If you don’t know the essential aspects of a non-recourse loan, you could be in serious trouble.
Multifamily real estate is a popular investment for investors interested in reliable cash flow, property appreciation, and spreading their risk. As with any investment, money plays a key role. Non-recourse loans are a common financing option used by investors to finance multifamily deals.
Below, we’re diving into the relationship between non-recourse loans and multifamily real estate, expanding on the benefits of this financing option as well as the potential pitfalls investors can fall into if they’re not careful.
So when it comes to non-recourse loans, why should you proceed with caution?
What is A Non-Recourse Loan?
A “non-recourse loan” is a financing option that offers protection to the borrower. In the event that the borrower defaults on the loan, the lender can’t go after any of the borrower’s personal assets aside from the collateral, which is oftentimes the property itself. It’s evident why this is a popular financing option among multifamily investors.
Non-Recourse vs Recourse
A recourse loan is obviously the opposite of a non-recourse loan. With this kind of debt, the lender is allowed to go after the borrower’s personal assets outside the collateral or the property itself in order to make up for the amount outstanding on the loan.
Pros of Non-Recourse Loans
Personal Asset Protection: We’ve already mentioned the first big benefit of going with non-recourse debt. The personal assets of the borrower are protected from angry lenders who want to recover their losses in the event of a loan default. For this reason, investors can take on bigger deals without putting their personal assets on the line. However, this doesn’t mean investors can be reckless or take dumb risks. According to The Tax Advisor, “Bad boy provisions typically provide that liability for a nonrecourse loan will become recourse if the borrower engages in any of a number of "bad" acts, such as declaring bankruptcy.”
Tax Advantages: When it comes to losses, non-recourse debt comes with some tax perks. In some cases, if a property purchased with non-recourse debt sells for a value less than the remaining loan balance, the difference can be reaped by investors without it being taxed at the high rate of “ordinary income.”
Better Debt Terms: Since the borrower has lower risk and liability with non-recourse debt, this type of financing is usually accompanied by better interest rates and loan terms. Lenders place emphasis on the property’s strength and the credibility of the investor, which can often result in favorable debt terms for borrowers who meet the qualifications.
But non-recourse loans aren’t all sunshine and rainbows…
The Dark Side of Non-Recourse Debt
Strict Criteria: Lenders usually require borrowers to meet strict qualifications in exchange for the favorable loan terms they offer with non-recourse debt. This allows them to mitigate the risk that comes with the “non-recourse” nature of this type of financing. These loans might come with bigger down payments, smaller loan-to-value ratios, and in-depth credit history checks.

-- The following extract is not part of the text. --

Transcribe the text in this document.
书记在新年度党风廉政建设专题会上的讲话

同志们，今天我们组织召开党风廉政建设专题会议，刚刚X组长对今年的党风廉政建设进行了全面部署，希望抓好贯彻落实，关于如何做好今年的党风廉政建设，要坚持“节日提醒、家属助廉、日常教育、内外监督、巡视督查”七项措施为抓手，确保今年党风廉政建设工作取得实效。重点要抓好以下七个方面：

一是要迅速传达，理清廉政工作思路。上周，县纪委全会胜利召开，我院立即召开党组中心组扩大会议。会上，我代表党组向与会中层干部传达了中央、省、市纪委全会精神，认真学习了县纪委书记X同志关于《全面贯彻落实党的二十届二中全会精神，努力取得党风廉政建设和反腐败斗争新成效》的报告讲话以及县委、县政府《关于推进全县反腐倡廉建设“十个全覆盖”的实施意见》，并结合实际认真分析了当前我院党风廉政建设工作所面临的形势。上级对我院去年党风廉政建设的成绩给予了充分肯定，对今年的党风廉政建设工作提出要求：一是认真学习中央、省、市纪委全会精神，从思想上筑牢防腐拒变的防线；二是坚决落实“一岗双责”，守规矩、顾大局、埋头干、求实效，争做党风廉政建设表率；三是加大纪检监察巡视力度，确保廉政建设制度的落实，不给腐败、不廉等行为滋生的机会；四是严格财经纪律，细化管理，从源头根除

Interest Rate Hurdles: Interest rates can also be higher with non-recourse loans. The rate charged is usually in correlation with how much risk the lender is taking on with the property and the borrower.
Strings Attached: Since lenders are taking more risk with non-recourse debt, they usually enforce stricture guidelines. For example, certain property management elements may be required, or there may be restrictions on putting more debt on the property.
The Impact of Non-Recourse Debt
Go Big(ger) Or Go Home: Non-recourse loans allow investors to pursue bigger multifamily deals since they aren’t putting their personal assets at risk. This can result in more development and investment in cities and improvements in housing throughout the nation.
Reliability During Recessions: If the economy takes a dip, lenders can’t go after the personal assets of borrowers when it comes to non-recourse loans. This helps curb the potential for a wave of pain throughout the economy, which reflects the strength of real estate even during hard economic times.
The Bigger Picture
Non-recourse debt has spread in popularity and prominence in the multifamily space. It allows investors to benefit from asset protection while also expanding the pool of opportunities they can pursue. The benefits of this financing option are apparent, but they don’t come without their own risks and caveats. Investors need to understand the complexities of this financing option in order to maximize its usage and take advantage of it without surpassing their appetite for risk. As an industry, multifamily promises to continue to evolve and shift, forcing investors to stay on their toes. Non-recourse debt will certainly continue to be at the forefront of the industry, regardless of the changes to come, and will likely have a significant contribution to the changes to come.